From her, I got my frugality, my belief in self-reliance and the general competence of ordinary people, my work ethic, my politics, my love of words and, especially, my connection to the natural world and to the important work of home food production.
Unintentionally, Trudy also taught me to hold within myself the necessary tension between the awe of things that grow to suit themselves and the human need to tend things, to manipulate our natural environment to meet our needs.
Trudy grew up as one of nine siblings on a dairy farm, which helped explain why ours was the only house in the neighborhood with a huge vegetable garden and fruit plantings that extended around the house to the edge of our lot.
Decades before the word compost entered our common lexicon, we maintained a big fenced-in pile in one corner of the vegetable patch. Every summer, we planted, weeded, harvested and canned hundreds of jars of corn, shelled beans, peas, green beans, tomatoes, berries, applesauce, jams, jellies, relishes and pickles. We stored potatoes, cabbages, winter squash, beets, carrots and onions in the cellar. We foraged for dandelion greens, blackberries and wild blueberries. We raised chickens in the space over the garage we called “the barn.”
As a child conscript in the family food-producing enterprise, I hated the endless weeding, picking, shelling, peeling and canning, but most of it sank in. When I planted my own first garden I had a storehouse of knowledge about when and how to sow and tend and harvest.
I think about Trudy nearly every day, but especially on bright summer days like today, when she would rise before dawn, set bread dough to rise, and roll out two or three pie crusts before heading out to harvest raspberries (or strawberries or apples) and peas (or green beans or tomatoes).
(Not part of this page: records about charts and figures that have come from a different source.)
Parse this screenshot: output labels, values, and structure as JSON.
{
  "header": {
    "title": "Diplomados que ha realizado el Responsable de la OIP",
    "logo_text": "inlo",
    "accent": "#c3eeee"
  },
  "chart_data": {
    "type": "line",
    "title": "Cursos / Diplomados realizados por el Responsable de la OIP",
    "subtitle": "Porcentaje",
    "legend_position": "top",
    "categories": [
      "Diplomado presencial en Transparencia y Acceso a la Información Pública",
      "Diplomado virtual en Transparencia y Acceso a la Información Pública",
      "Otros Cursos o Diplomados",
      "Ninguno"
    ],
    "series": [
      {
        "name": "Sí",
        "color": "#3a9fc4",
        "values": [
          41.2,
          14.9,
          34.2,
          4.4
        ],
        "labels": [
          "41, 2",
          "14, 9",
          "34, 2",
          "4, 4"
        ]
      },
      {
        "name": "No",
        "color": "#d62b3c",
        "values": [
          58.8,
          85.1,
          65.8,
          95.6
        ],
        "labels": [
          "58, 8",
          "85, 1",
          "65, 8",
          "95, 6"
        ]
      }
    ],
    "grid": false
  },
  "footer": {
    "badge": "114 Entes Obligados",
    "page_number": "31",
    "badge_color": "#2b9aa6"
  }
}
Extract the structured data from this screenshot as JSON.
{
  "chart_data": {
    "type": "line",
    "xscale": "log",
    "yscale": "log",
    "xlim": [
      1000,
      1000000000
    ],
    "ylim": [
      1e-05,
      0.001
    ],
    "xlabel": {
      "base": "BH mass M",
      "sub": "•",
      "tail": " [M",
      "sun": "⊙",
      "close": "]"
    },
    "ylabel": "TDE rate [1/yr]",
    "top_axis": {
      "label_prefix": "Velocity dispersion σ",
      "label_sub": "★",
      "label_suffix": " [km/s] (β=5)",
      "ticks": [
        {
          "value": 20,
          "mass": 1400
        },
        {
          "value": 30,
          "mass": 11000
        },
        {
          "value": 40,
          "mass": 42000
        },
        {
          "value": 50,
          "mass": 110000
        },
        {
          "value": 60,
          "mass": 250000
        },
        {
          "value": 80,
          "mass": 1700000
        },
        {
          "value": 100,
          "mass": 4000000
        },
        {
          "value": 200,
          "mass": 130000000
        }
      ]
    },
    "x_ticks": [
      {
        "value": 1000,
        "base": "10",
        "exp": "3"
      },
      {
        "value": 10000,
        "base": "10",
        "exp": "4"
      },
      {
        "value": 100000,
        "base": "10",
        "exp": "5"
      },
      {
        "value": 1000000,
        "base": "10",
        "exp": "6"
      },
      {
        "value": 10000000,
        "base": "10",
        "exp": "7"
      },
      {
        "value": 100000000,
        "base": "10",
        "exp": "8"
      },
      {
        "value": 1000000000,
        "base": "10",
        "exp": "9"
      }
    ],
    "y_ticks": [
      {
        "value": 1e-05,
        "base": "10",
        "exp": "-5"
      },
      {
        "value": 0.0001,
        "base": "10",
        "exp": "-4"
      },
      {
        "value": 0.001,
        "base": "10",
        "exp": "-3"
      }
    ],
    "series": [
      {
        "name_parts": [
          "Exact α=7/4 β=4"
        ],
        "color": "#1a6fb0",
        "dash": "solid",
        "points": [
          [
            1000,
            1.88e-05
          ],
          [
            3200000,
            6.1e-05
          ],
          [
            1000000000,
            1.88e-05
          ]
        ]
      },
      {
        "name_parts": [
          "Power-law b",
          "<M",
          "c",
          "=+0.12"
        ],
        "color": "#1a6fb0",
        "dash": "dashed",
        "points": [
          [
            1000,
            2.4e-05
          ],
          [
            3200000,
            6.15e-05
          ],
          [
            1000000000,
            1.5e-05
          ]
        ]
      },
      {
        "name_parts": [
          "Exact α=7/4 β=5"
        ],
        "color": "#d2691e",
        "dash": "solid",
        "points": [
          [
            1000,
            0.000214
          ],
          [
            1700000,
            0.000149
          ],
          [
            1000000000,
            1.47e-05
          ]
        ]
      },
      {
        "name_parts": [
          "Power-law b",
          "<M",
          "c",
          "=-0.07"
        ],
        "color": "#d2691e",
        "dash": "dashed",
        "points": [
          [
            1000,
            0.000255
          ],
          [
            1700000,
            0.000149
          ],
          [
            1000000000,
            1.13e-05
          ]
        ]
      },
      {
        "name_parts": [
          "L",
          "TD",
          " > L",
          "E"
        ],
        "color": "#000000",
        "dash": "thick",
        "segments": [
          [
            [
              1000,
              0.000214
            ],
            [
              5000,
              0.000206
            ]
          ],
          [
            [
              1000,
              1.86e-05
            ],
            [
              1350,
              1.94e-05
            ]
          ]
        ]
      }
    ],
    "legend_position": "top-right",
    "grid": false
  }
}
When we’d come down for breakfast, Trudy would have half a dozen loaves of bread and a couple of pies cooling on the kitchen shelf and a dozen jars of jam boiling away in the canning kettle.
For 37 years, I’ve lived in the house and grown food on the land Trudy bought in 1969, when, driving home from visiting her daughters in Cambridge, she passed a house with a For Sale sign on the lawn and a white stallion galloping around on the hillside behind it.
“That magnificent white horse drew me in,” she told me later. “I took him as a sign, a signal that this was the place, a real place that could feed my grandchildren and teach them about the important things in this world.” She went into that house, sat down at the kitchen table with the farmer and his wife, and signed a sales agreement that day, paying for the place with insurance money my dad had left when he died five years before.
Almost every day for more than three decades, I’ve eaten something grown on the land Trudy bought that day. I spend most of my vacation days working in my bony hillside garden. I’ve done much of my most important pondering and grieving and raging and celebrating while tending my peas and cabbages and squashes.
Last year, we cut way back the size of the lawn we mow. This morning, I visited one of the overgrown areas. There among the tall grasses, I saw daisies and violets and buttercups, Indian paintbrushes, baby’s breath, and, sure enough, asters and goldenrods, poking through in bold self-assertion, growing to suit themselves.